PISA: VDR sieht keinen Anlass für Schulstrukturdebatten
Auch wenn Einheitsschul-Ideologen nun wieder die Deutungshoheit über die heute veröffentlichte PISA-Studie anstreben: PISA 2006-E bietet – wie auch die Vorgängeruntersuchungen – keinen Nährboden für Schulstrukturdebatten.
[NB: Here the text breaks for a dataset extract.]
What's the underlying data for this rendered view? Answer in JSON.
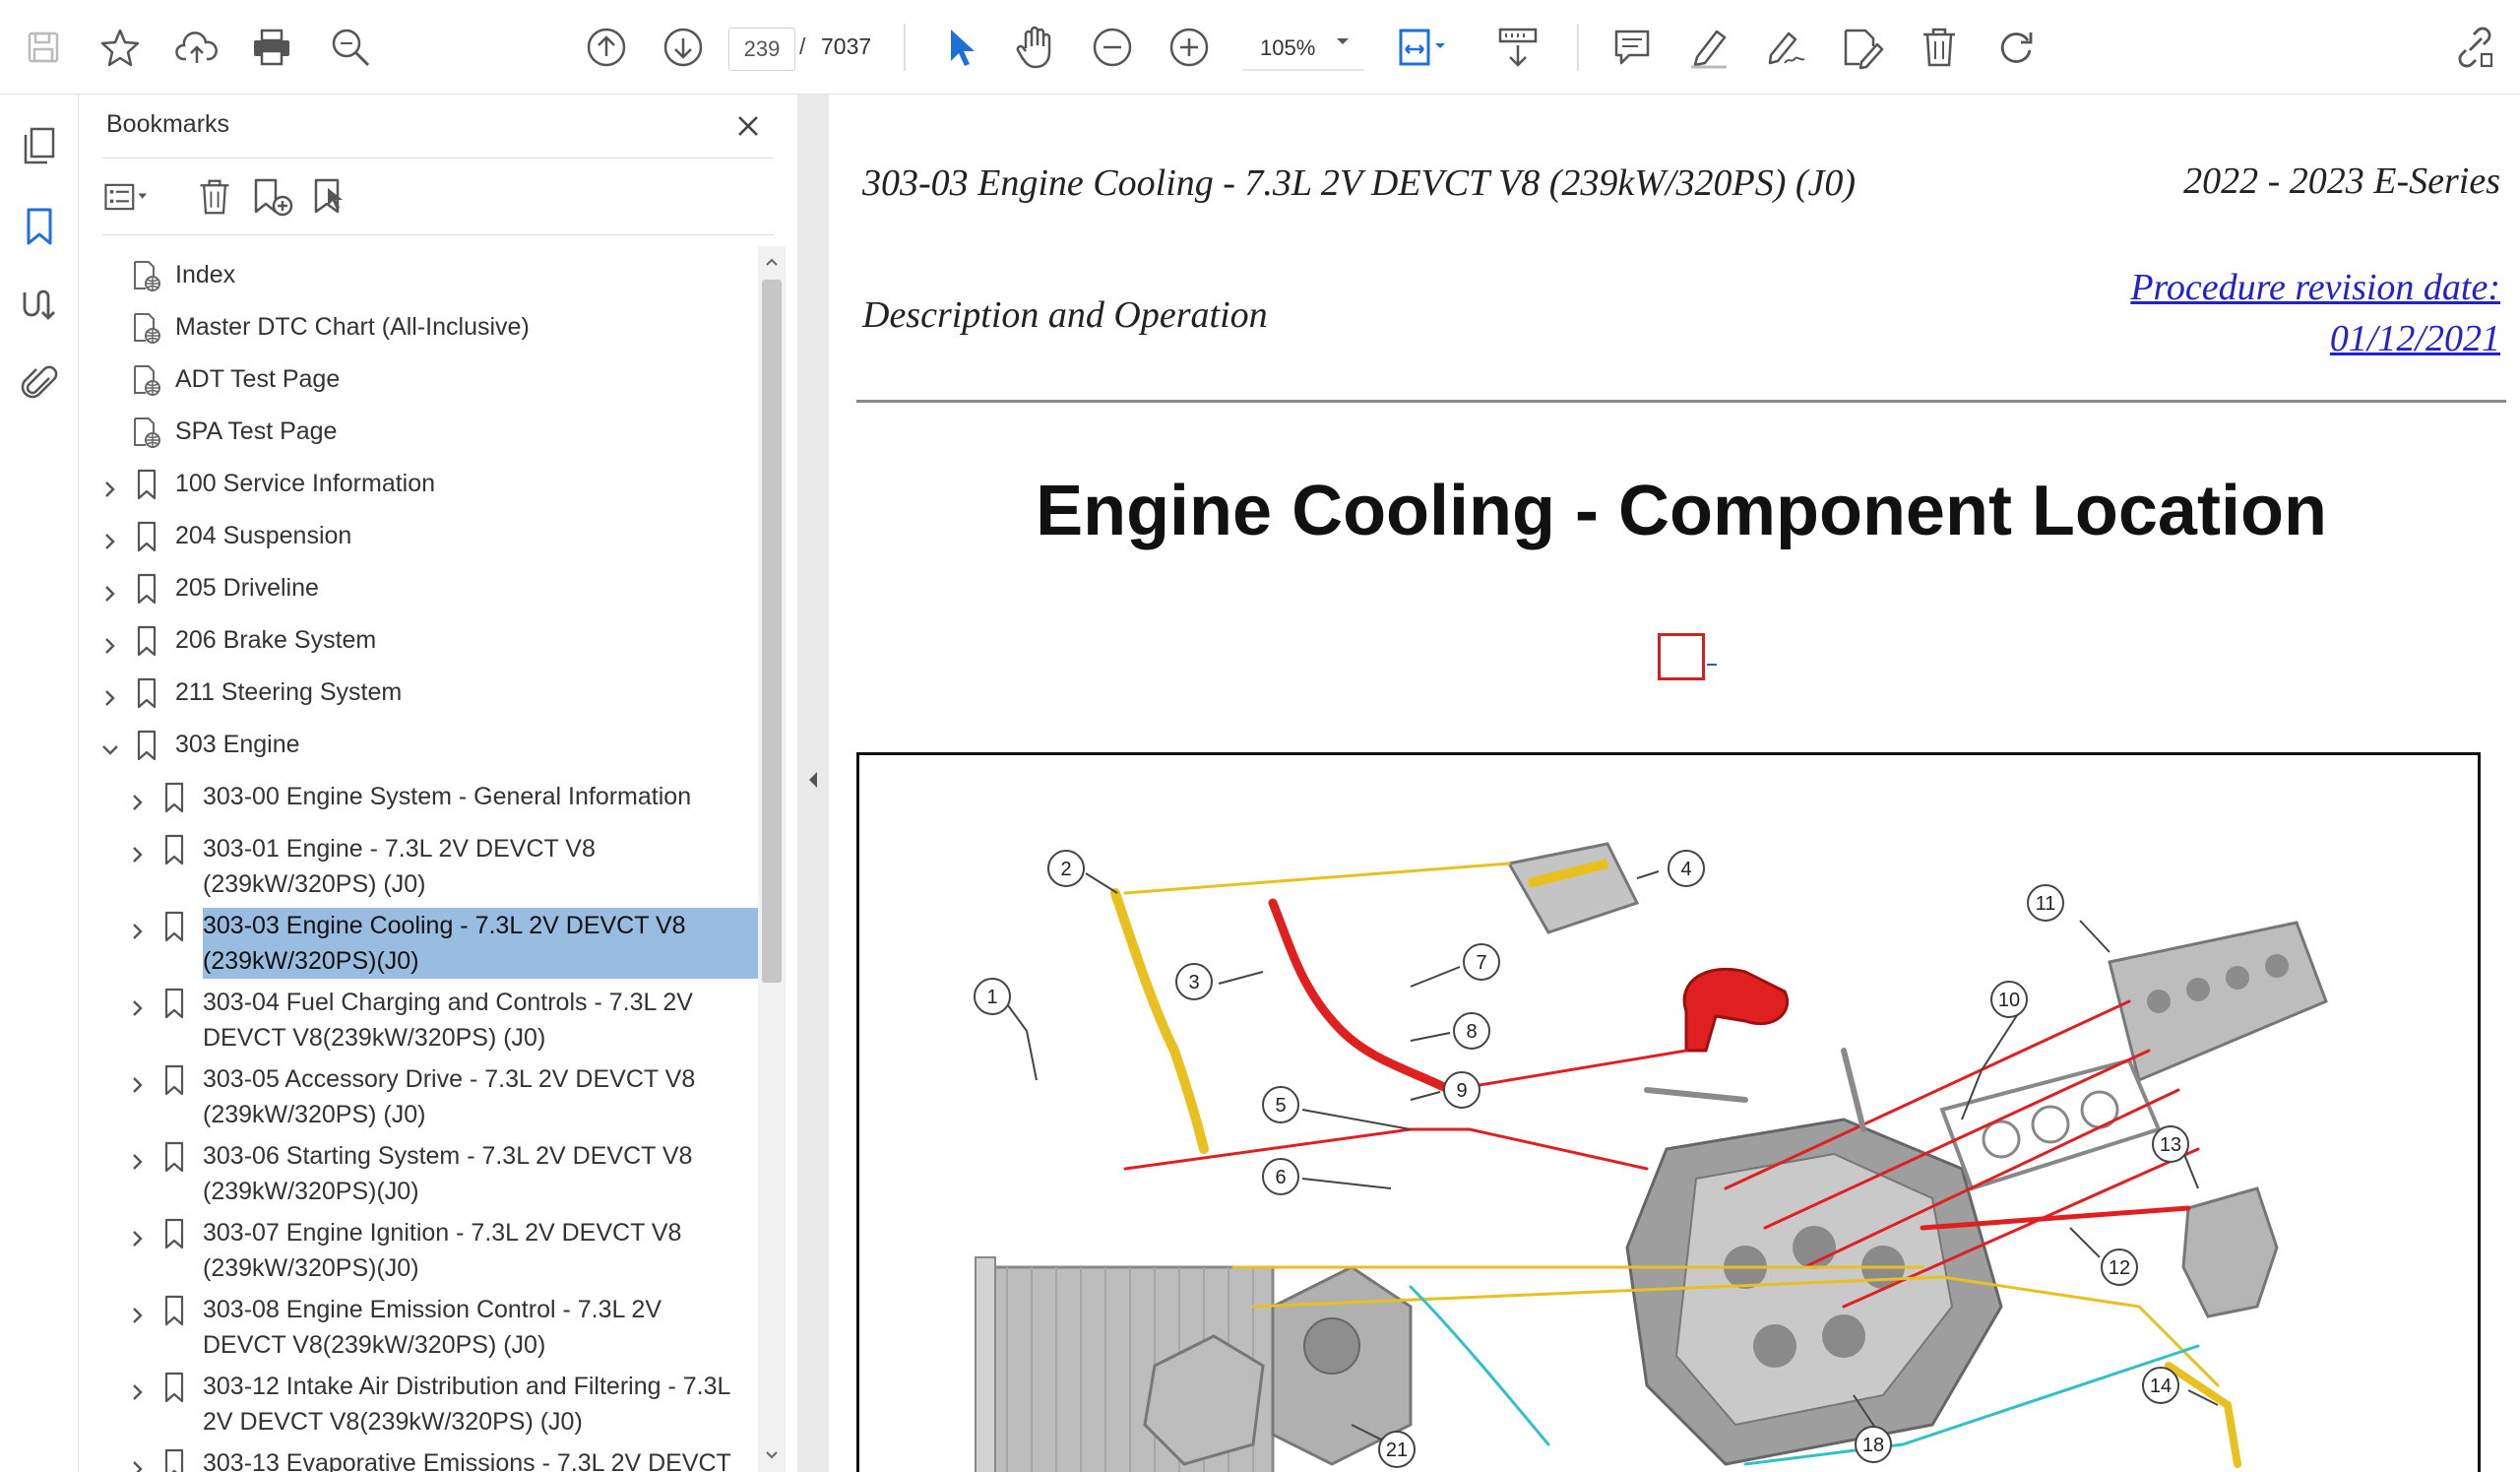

Im Großen und Ganzen haben sich nahezu alle Bundesländer im Verlauf der PISA-Erhebungen 2000, 2003 und 2006 leicht bis kräftig verbessert. "Das ist ein erfreulicher Trend, der zeigt, dass die nach dem PISA-Schock vor sieben Jahren eingeleiteten Reformen im Bildungssystem allmählich Früchte tragen", kommentiert Albert Obert, Bundesvorsitzender des Verbandes Deutscher Realschullehrer, die Ergebnisse.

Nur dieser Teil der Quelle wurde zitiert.